Effectivement, je participais à cette élection historique en août 1967. J’étais membre du Comité d’Action Musulman (CAM), aux côtés de sir Abdool Razack Mohamed. Nous faisions partie de l’Independence Party, l’alliance dirigée par feu sir Seewoosagur Ramgoolam, qui regroupait le Parti travailliste, l’Independent Forward Bloc de Sookdeo Bissoondoyal et le CAM. J’étais candidat à Port-Louis Nord/Montagne-Longue.

On dit souvent que la bataille pour l’indépendance s’est jouée dans des circonscriptions clés. Vous étiez donc candidat au No 4, terrain que vous qualifiez de Borderline. Pourquoi ?
C’était une circonscription extrêmement difficile, car elle était à la frontière démographique du pays. D’un côté, nous avions des bastions comme Sainte-Croix, Roche-Bois et Vallée-des-Prêtres, et de l’autre la région de Montagne-Longue et Pierrefonds. L’adversaire, le PMSD, était soutenu par une oligarchie sucrière très riche qui ne reculait devant rien pour contrer l’indépendance. Ces mêmes oligarques ont regretté, après les élections, de n’avoir pas voté en faveur de l’indépendance.

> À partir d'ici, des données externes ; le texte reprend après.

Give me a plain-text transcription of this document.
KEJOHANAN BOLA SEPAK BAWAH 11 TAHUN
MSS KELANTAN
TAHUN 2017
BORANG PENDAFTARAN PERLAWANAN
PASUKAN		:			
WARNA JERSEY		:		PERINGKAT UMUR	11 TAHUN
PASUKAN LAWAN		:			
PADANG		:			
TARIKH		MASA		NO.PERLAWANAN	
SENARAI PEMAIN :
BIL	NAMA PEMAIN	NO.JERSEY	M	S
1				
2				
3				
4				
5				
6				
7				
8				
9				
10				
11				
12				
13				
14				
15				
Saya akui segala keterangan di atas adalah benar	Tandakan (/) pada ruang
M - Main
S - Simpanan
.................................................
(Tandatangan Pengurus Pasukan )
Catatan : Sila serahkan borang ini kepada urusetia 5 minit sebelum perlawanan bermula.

Bien plus tard, après l’élection pour l’indépendance, alors que je déjeunais avec quelques amis, SSR, qui se trouvait au même endroit, m’a regardé fixement. Sur le coup, j’ai eu une petite appréhension, mais il a enchaîné : « Tu sais Raouf, dans la circonscription No 4, on t’avait envoyé à l’abattoir. ». Je lui ai dit : « Vous me coupez l’appétit. » Il a insisté en disant que c’était grâce à moi que nous avions l’indépendance. « Grâce à tes résultats au No 4, ainsi qu’aux victoires aux numéros 15 et 16. Sans ces sièges, nous n’aurions pas obtenu la majorité. » C’était un moment de grande émotion de voir le père de la nation reconnaître ainsi notre contribution.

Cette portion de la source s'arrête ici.